L’AFD réalise depuis plusieurs années un sondage en France permettant de jauger le soutien populaire à l’aide publique au développement (APD) et le degré de connaissance de nos compatriotes sur ces dépenses en apparence généreuses. Première conclusion, que l’AFD tente comme toujours de transformer en plébiscite pour défendre ses prébendes : les français sondés considèrent très majoritairement normal que la France ait sa propre aide au développement, en complément de celle de l’Union Européenne (77% des sondés), y compris en période de difficultés budgétaires (63%). Bonne nouvelle, donc : même si la situation empire pour tout le monde, peuples des pays bénéficiaires comme du « généreux donateur », on veut « aider », encore et toujours... Même si les effets se font attendre ?

Sans doute que oui, car cette enquête consacre également la communication officielle sur les supposés mérites de l’aide française :ils sont ainsi 60% à considérer que les montants consacrés par la France sont globalement suffisants, et surtout 55% à penser que cette aide est actuellement globalement efficace... mais on ne sait pas bien efficace sur quoi, puisqu’ils sont une minorité à considérer qu’elle est efficace dans la « lutte contre la pauvreté » (43%) et dans la « lutte contre le changement climatique » (40%). Même pour la sacro-sainte « croissance économique », qui a le mérite d’englober les performances financières des entreprises étrangères, les personnes qui croient en l’efficacité de nos dispositifs atteignent péniblement 48% des sondés.

Inefficacité de l’aide ou efficacité de la nuisance ?
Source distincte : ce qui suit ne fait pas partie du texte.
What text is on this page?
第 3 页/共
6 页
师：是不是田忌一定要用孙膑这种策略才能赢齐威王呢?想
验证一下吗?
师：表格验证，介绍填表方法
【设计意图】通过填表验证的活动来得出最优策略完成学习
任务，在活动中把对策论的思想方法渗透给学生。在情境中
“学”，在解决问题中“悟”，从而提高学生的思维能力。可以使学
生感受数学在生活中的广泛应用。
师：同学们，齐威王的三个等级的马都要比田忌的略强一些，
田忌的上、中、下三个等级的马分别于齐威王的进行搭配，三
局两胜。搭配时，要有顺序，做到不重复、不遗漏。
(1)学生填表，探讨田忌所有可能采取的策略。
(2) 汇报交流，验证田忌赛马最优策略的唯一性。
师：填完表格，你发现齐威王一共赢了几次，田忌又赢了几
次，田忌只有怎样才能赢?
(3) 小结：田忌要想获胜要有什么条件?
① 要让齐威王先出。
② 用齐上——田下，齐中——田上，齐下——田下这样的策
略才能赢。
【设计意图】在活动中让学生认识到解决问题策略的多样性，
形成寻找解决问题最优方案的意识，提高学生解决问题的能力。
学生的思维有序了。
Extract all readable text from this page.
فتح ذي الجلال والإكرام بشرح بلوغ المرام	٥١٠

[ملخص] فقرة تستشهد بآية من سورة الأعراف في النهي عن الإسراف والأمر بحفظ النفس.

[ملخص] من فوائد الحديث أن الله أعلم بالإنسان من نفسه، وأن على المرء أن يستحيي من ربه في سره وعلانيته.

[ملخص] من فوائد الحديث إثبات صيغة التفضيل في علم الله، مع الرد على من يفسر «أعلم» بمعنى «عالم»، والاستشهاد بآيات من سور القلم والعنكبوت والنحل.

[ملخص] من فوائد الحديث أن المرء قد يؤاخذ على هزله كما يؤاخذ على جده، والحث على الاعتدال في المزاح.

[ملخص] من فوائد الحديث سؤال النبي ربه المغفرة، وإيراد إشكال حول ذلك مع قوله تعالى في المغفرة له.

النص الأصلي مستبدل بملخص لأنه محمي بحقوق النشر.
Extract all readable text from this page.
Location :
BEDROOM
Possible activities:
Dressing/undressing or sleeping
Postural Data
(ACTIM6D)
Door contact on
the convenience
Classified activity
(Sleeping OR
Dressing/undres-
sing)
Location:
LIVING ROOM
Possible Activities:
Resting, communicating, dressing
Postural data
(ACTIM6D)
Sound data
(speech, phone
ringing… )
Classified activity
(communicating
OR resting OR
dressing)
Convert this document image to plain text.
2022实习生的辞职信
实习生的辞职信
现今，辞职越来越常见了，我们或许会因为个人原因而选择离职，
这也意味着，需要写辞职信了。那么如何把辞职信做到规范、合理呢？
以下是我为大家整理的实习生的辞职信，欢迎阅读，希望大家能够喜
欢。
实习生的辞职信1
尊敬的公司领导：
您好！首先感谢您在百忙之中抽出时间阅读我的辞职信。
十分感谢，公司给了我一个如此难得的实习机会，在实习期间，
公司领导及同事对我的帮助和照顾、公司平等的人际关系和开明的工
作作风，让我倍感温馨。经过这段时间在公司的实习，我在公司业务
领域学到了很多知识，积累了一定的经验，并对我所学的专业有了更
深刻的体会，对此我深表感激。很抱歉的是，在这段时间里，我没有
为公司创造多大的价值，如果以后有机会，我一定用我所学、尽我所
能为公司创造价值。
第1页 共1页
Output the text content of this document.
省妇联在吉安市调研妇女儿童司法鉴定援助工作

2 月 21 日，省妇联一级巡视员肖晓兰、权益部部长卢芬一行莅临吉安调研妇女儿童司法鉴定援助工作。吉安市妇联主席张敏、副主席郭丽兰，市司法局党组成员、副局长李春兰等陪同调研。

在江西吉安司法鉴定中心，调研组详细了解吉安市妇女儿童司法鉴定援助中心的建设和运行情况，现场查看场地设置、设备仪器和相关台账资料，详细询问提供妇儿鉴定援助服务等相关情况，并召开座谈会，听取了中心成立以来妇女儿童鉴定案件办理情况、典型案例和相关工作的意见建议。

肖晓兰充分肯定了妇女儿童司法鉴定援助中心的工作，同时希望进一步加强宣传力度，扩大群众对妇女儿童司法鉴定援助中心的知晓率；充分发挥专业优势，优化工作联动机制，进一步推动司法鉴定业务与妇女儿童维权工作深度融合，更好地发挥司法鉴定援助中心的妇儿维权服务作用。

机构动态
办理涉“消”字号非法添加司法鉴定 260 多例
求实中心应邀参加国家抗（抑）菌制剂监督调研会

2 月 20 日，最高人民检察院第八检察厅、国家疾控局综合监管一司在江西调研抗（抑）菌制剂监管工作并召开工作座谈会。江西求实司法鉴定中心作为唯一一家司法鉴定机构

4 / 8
Il faut dire que la question de « l’efficacité de l’aide »est épineuse, car elle en amène une autre : comment mesure-t-on l’efficacité d’une politique d’aide au développement ? Si certains programmes d’aide sont agrémentés d’indicateurs supposés mesurer leur efficacité, et dont on peut d’ailleurs souvent douter, comment répondre à cette question pour l’ensemble de la politique d’aide au développement française ? Or, le rapport d’Henri Emmanuelli présenté cette automne devant la Commission des finances de l’Assemblée nationale, qui examinait le projet de loi de finances 2012, martèle que « l’aide » française est trop éparpillée, du moins sur son volet multilatéral : « les résultats de l’aide multilatérale au développement peu lisibles. Ses opérateurs sont dispersés entre les 261 organisations internationales et les 14 fonds sectoriels recensés ». On le sent moins critique sur l’aide bilatérale, outil d’influence par excellence de la France vis à vis des pays bénéficiaires. Il se félicite que « l’Agence Française de développement est désormais un opérateur essentiel (...). Ses autorisations de financements atteignaient 6,8 milliards d’euros en 2010 ». Toute cette somme n’est pas comptabilisée en « aide », puisque l’AFD ne contribue « que » à un gros quart de l’APD française, qui atteignait l’année dernière 10,8 milliards d’euros, mais on constate la montée en puissance de l’AFD grâce au développement de son activité de crédit, notamment au secteur privé. Ca ne semble pas choquer Emmanuelli, qui s’étonne juste de certains montages : « peut-on réellement qualifier un prêt visant la réfection de l’aéroport de Capetown en Afrique du Sud comme une aide au développement ? ». Mais pour lui, visiblement, rien de choquant à ce que l’AFD ait triplé en 10 ans sa part dans l’APD totale de la France, notamment en multipliant les prêts à des conditions préférentielles à des entreprises : c’est l’aide au développement... des profits des multinationales françaises, qui aiment à se partager ce gâteau offert ces contribuables français qui voient d’un bon oeil l’idée « d’aider » l’Afrique.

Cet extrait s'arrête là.